Further improving the simple net in Keras with dropout

Now our baseline is 94.50% on the training set, 94.63% on validation, and 94.41% on the test. A second improvement is very simple. We decide to randomly drop with the dropout probability some of the values propagated inside our internal dense network of hidden layers. In machine learning, this is a well-known form of regularization. Surprisingly enough, this idea of randomly dropping a few values can improve our performance:

from __future__ import print_function
import numpy as np
from keras.datasets import mnist
from keras.models import Sequential
from keras.layers.core import Dense, Dropout, Activation
from keras.optimizers import SGD
from keras.utils import np_utils
np.random.seed(1671) # for reproducibility
# network and training
NB_EPOCH = 250
BATCH_SIZE = 128
VERBOSE = 1
NB_CLASSES = 10 # number of outputs = number of digits
OPTIMIZER = SGD() # optimizer, explained later in this chapter
N_HIDDEN = 128
VALIDATION_SPLIT=0.2 # how much TRAIN is reserved for VALIDATION
DROPOUT = 0.3
# data: shuffled and split between train and test sets
(X_train, y_train), (X_test, y_test) = mnist.load_data()
#X_train is 60000 rows of 28x28 values --> reshaped in 60000 x 784
RESHAPED = 784
#
X_train = X_train.reshape(60000, RESHAPED)
X_test = X_test.reshape(10000, RESHAPED)
X_train = X_train.astype('float32')
X_test = X_test.astype('float32')
# normalize
X_train /= 255
X_test /= 255
# convert class vectors to binary class matrices
Y_train = np_utils.to_categorical(y_train, NB_CLASSES)
Y_test = np_utils.to_categorical(y_test, NB_CLASSES)
# M_HIDDEN hidden layers 10 outputs
model = Sequential()
model.add(Dense(N_HIDDEN, input_shape=(RESHAPED,)))
model.add(Activation('relu'))
model.add(Dropout(DROPOUT))
model.add(Dense(N_HIDDEN))
model.add(Activation('relu'))
model.add(Dropout(DROPOUT))
model.add(Dense(NB_CLASSES))
model.add(Activation('softmax'))
model.summary()
model.compile(loss='categorical_crossentropy',
optimizer=OPTIMIZER,
metrics=['accuracy'])
history = model.fit(X_train, Y_train,
batch_size=BATCH_SIZE, epochs=NB_EPOCH,
verbose=VERBOSE, validation_split=VALIDATION_SPLIT)
score = model.evaluate(X_test, Y_test, verbose=VERBOSE)
print("Test score:", score[0])
print('Test accuracy:', score[1])

Let's run the code for 20 iterations as previously done, and we will see that this net achieves an accuracy of 91.54% on the training, 94.48% on validation, and 94.25% on the test:

Note that training accuracy should still be above the test accuracy, otherwise we are not training long enough.
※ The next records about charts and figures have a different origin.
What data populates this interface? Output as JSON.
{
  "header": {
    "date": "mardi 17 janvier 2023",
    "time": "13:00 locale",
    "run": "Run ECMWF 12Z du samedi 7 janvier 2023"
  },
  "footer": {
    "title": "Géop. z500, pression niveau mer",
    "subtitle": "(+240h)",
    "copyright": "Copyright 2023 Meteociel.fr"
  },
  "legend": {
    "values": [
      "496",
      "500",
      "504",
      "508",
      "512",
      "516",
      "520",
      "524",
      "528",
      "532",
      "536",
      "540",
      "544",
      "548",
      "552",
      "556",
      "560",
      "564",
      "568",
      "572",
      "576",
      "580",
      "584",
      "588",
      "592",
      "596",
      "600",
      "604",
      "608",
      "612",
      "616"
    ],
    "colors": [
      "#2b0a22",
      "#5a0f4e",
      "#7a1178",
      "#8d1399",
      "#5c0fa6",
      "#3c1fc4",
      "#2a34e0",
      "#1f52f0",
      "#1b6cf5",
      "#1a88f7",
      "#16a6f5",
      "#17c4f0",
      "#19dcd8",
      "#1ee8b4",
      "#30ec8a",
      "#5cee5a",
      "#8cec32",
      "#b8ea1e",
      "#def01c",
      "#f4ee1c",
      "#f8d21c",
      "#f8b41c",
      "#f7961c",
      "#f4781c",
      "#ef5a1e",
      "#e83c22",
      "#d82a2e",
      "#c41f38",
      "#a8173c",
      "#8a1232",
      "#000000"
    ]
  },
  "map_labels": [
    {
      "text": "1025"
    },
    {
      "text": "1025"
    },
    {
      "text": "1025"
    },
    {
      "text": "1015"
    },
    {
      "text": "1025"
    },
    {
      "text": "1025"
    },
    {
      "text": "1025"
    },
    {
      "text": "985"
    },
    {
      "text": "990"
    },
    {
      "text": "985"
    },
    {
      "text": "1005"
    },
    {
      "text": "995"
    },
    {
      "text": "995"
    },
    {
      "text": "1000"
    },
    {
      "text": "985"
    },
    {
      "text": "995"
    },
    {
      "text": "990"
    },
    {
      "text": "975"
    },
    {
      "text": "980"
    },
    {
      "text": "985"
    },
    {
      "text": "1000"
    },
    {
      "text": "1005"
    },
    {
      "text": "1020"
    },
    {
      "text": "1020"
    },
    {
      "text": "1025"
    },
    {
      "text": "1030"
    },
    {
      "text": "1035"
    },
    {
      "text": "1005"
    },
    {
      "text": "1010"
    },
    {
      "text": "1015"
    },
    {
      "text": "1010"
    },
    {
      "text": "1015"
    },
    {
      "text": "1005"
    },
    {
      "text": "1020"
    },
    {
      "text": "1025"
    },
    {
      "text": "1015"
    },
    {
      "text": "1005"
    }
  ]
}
So let's try to increase significantly the number of epochs up to 250, and we get 98.1% accuracy on training, 97.73% on validation, and 97.7% on the test:

It is useful to observe how accuracy increases on training and test sets when the number of epochs increases. As you can see in the following graph, these two curves touch at about 250 epochs, and therefore, there is no need to train further after that point:

Note that it has been frequently observed that networks with random dropout in internal hidden layers can generalize better on unseen examples contained in test sets. Intuitively, one can think of this as each neuron becoming more capable because it knows it cannot depend on its neighbors. During testing, there is no dropout, so we are now using all our highly tuned neurons. In short, it is generally a good approach to test how a net performs when some dropout function is adopted.